I have a couple of ideas for how the authors could convince me this isn't just a sampling artifact. The best would probably be to pick one ligand and redo the whole calculation 4 more times, start to finish - looking at the variation between those replicates would be a decent estimate of the uncertainty. Ideally, they'd do this for all of the ligands, but I recognize that's not a reasonable request, which is why I suggest doing it for 1 ligand.

A weaker test would be to break the individual ligand calculations into blocks, somehow - I'm not totally sure how to do it - and show that the blocks are self-similar. If they're all wandering through the whole of the blob in Figure 3, you're more likely to be ok. If each block populates a discrete chunk of the blob (and the overall swarm data doesn't revisit), then there's a big problem.

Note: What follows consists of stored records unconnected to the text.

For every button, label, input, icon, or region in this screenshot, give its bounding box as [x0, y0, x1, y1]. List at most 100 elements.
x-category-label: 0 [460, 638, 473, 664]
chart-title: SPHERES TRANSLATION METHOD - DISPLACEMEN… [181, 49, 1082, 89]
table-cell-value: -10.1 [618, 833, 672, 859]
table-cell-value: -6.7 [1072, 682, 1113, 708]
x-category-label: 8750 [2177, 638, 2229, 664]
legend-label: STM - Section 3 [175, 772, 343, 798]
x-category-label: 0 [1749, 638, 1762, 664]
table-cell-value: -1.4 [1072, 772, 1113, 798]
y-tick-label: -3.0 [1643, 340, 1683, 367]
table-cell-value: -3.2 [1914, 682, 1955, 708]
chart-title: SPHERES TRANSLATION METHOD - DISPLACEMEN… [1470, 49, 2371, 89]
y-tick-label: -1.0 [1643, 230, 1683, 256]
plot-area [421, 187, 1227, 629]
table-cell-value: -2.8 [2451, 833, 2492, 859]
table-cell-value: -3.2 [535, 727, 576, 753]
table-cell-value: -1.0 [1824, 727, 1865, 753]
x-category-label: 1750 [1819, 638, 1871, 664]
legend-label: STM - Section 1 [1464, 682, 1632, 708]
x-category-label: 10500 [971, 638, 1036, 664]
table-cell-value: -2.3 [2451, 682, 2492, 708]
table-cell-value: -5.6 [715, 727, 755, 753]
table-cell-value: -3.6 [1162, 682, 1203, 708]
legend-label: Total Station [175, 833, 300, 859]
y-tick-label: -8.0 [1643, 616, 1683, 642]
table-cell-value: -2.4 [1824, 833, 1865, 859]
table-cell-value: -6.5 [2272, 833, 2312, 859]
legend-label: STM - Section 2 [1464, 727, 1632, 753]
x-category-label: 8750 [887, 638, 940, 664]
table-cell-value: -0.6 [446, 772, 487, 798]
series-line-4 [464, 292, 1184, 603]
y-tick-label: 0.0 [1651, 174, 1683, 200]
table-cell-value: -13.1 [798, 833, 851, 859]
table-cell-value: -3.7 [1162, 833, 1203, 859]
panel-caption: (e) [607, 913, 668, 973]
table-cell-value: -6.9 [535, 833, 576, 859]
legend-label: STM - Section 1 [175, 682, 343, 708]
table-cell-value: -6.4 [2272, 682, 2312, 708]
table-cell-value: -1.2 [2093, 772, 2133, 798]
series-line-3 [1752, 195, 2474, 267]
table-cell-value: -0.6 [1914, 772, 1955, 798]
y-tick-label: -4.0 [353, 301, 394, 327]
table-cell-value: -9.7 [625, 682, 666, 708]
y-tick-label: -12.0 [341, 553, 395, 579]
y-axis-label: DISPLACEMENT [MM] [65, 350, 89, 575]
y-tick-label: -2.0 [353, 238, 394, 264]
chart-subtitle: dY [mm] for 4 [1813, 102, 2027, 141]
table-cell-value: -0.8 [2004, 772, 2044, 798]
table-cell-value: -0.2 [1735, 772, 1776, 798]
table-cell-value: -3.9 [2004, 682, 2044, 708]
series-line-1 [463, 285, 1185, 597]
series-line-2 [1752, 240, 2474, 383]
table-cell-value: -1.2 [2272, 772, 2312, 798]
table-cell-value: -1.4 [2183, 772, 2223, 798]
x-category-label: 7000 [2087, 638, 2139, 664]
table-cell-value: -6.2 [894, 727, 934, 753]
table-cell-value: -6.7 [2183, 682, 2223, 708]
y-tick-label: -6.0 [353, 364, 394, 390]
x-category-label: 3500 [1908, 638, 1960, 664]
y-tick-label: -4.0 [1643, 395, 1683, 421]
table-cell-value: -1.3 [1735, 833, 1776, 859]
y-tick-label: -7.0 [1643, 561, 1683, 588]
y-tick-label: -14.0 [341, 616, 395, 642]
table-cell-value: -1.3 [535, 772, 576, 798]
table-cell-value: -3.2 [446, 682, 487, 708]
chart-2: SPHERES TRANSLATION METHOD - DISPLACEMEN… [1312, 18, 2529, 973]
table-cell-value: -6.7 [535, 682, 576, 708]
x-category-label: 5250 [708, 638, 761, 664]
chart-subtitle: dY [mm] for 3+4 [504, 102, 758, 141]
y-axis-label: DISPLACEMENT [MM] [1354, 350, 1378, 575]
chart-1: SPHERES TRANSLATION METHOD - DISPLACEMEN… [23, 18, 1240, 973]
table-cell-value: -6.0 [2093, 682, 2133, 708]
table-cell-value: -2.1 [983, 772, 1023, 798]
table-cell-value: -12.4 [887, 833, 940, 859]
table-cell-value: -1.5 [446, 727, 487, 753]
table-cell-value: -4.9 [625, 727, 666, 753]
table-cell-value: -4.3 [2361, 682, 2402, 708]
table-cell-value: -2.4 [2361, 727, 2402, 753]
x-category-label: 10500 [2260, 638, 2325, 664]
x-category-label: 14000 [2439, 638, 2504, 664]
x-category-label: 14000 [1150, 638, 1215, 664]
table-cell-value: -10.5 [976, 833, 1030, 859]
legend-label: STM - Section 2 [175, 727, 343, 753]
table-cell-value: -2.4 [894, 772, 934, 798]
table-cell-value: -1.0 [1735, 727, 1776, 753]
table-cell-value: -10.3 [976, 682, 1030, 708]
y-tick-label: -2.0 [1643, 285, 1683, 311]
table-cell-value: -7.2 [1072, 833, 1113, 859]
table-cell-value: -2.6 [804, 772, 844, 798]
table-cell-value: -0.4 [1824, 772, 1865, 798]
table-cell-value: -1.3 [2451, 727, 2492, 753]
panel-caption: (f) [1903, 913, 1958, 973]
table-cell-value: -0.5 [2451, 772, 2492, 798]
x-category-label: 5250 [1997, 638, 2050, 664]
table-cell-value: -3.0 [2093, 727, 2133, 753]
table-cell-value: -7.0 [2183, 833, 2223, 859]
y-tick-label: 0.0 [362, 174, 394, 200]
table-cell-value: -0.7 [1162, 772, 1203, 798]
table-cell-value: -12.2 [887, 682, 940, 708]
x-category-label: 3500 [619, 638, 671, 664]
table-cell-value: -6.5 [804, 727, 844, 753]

We thank the reviewer for the specific suggestions! We indeed followed the reviewer’s second suggestion and performed stratified cross validation with 3 subsets of the walkers. More details can be found under Essential Revisions. We argue that this statistical test is as legitimate as rerunning the simulation for one ligand for two reasons. First, we can perform this test for all ligands, not just one, without wasting computational resources. Second, the method is based on finding a center point in CV space by tracking a number of walkers launched from the same starting structure. Considering the high number of walkers used and that our results pass a cross validation examination, we may conclude that the position of the center point is insensitive to the random seed of the individual MD trajectories. Thus, we expect a new set of walkers launched from the same starting structure to converge to the already sampled state.

I'd want to see error estimates on the free energies in Figure 2, plus a redo of the dimension reduction in Figure 3 to see if the ligands still separate more than the replicates of 1 ligand.

See our comments above.

On a more minor note, the use of p-values in the subsection “Ligands control efficacy by reshaping microswitches’ probability distributions”, isn't really correct. The point the authors are trying to make is that the computed value doesn't predict the experiment (for good reason), and the correlation coefficients make that point for you.

We have removed the use of the p-value and only refer to the correlation between cAMP response and microswitch expectation values.